Boeing scheint eine Glückssträhne zu haben: Nachdem der US-Flugzeugbauer erst vor wenigen Tagen einen Auftrag über bis zu 26 Milliarden Dollar ergattern konnte, darf der Airbus-Rivale nun sogar auf eine Bestellung über bis zu knapp 36 Milliarden Dollar hoffen.

Das wäre neuer Rekord. Die indonesische Fluggesellschaft Lion Air ist einen Vorvertrag über 230 Mittelstreckenjets vom Typ 737 eingegangen, 201 davon vom neuesten Typ 737 Max. Zudem erwägt Lion Air, 150 weitere Maschinen abzunehmen.

«Die 737 Max ist die Zukunft von Lion Air», sagte Gründer und Firmenchef Rusdi Kirana laut Mitteilung am Donnerstag in Bali. Die Linie betreibt momentan 178 Maschinen des Vorgängertyps.

Der Bekanntgabe des Megageschäfts wohnte auch US-Präsident Barack Obama bei, der zu einem Gipfeltreffen mit asiatischen Staats- und Regierungschefs angereist war. Er hatte den bevorstehenden Deal in groben Zügen schon bei seiner Ankunft in Indonesien ausgeplaudert.

Alleine 21,7 Milliarden Dollar des Lion-Air-Auftrags entfallen auf die erhoffte Festbestellung, weitere 14 Milliarden Dollar auf die Optionen. Allerdings handelt es sich dabei um Listenpreise und bei derart grossen Bestellungen sind satte Rabatte üblich.

Anzeige

Ein Schlag für Airbus

Insgesamt hat Boeing die 737 Max seit ihrer Ankündigung im August 700 Mal verkaufen können. Auch die Leasinggesellschaft ACG plant, 35 der Maschinen abzunehmen, wie Boeing parallel bekanntgab.

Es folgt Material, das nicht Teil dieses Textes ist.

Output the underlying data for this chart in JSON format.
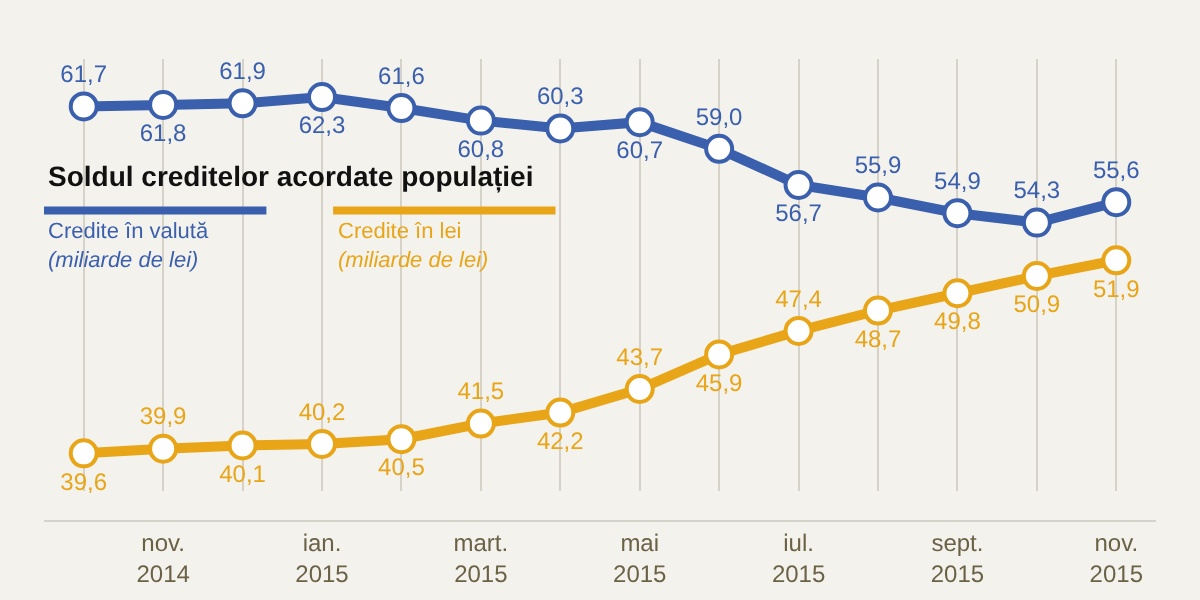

Für den europäischen Rivalen Airbus ist der Auftrag, der noch nicht hundertprozentig fest ist, ein Schlag ins Kontor. Denn Boeing hat damit plötzlich Erfolg in einer Flugzeugklasse, die Airbus bislang fest im Griff hat.

Zusammen mit einem weiteren Auftrag von Singapore Airlines über acht neue Flieger soll die Auftragssumme bei den festen Bestellungen gut 24 Milliarden US-Dollar erreichen.